Rather than the maker, it’s the production process that’s the star. Mingei are typically regional crafts that are representative of the area where they were manufactured and as a result, it’s not always easy to unearth Mingei art at auction. However, attitudes have changed in recent times as certain artists and ceramicists earn retrospective credit. So, to help navigate the distinctly Japanese philosophy and its artisanal mass production, we’ve put together a guide on a few leading names to look out for.
As the founding father of the Migei movement, it seems obvious to start with Yanagi Sōetsu. Despite his pioneering craft, Sōetsu wasn’t an artist or ceramicist himself, but the art critic, philosopher, and collector devoted himself to developing and spreading the Mingei philosophy. As part of this devotion he rescued pots used by commoners in the Edo and Meiji periods that were being as lost as Japan started a period of rapid urbanization.
An avid collector of working class items from around the country, Sōetsu fulfilled the principles of his own philosophy with items that were made by anonymous craftspeople, by hand, inexpensive and used by the masses in daily life. And, while some items observe the principal of being inexpensive, some have redefined this for the 21st century, particularly those by Shoji Hamada.
Not only an influential potter in Japan, Shoji Hamada was an international pottery powerhouse whose influence over Mingei folk art shouldn’t be underestimated. In fact, he succeeded Yanagi Sōetsu as head of the National Museum of Folk Art in 1961 and prior to that, in 1955, he was given the Japanese title of Living National Treasure.
Hamada’s approach and style typified the pared back aesthetic approach of the Mingei movement. He produced his own brushes from dog hair and bamboo to apply his varnishes, and only used local clay or glazes to produce pottery of striking simplicity that influenced many Western designers.
Learn more about Shoji Hamada in our article: Shoji Hamada, Mashiko and Mingei.
Early in his career as a ceramicist, Kanjiro Kawai was trained in the use of chemical glazes, but a chance meeting with Yanagi Soetsu and Shoji Hamada changed everything, as he abandoned the approach that defined his early work in favour of the natural glazes for which he would become famous.
Combining modern manufacturing techniques with traditional Japanese and English designs, Kawai’s mastery of glazes made him a sought-after for his trademark warm red copper, rich brown iron, chrome, and cobalt colors. However, the fact that he adhered to the strictest Mingei principles of not signing his work means that pottery accredited to Kawai isn’t always easy identifiable.
A textile designer of great reputation in his native Japan who was awarded the honor of Living National Treasure by the Japanese government in 1956, Keisuke Serizawa applied the Mingei principles to a wide array of items, including kimono, paper prints, wall scrolls, folding screens, curtains, fans, and calendars.

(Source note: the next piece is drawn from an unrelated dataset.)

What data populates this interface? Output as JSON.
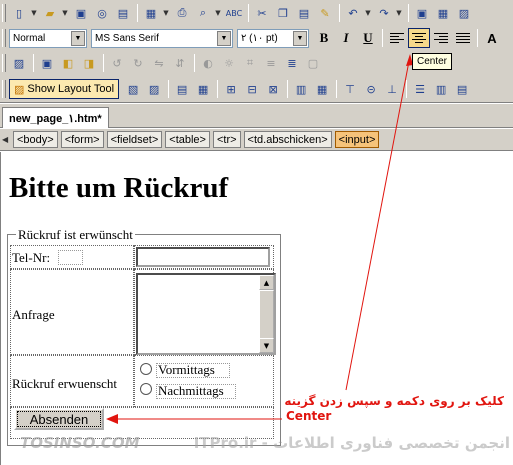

Noted for his development of the simplified forms that would elevate his reputation, and contrasting colors in xylography (the art of printing from woodblocks), which is one of the most famous process of traditional Japanese printmaking.
As the only non-Japanese founder of the Mingei movement, Bernard Leach took the aesthetic principles of Mingei to international audiences after returning to England following over a decade living in Japan and Peking.
It was his time in the East that helped him to hone his pure and utilitarian forms. He trained for ten years in Japanese ceramics, with a particular focus on the raku technique, embodying the restrained and natural aesthetic of the movement.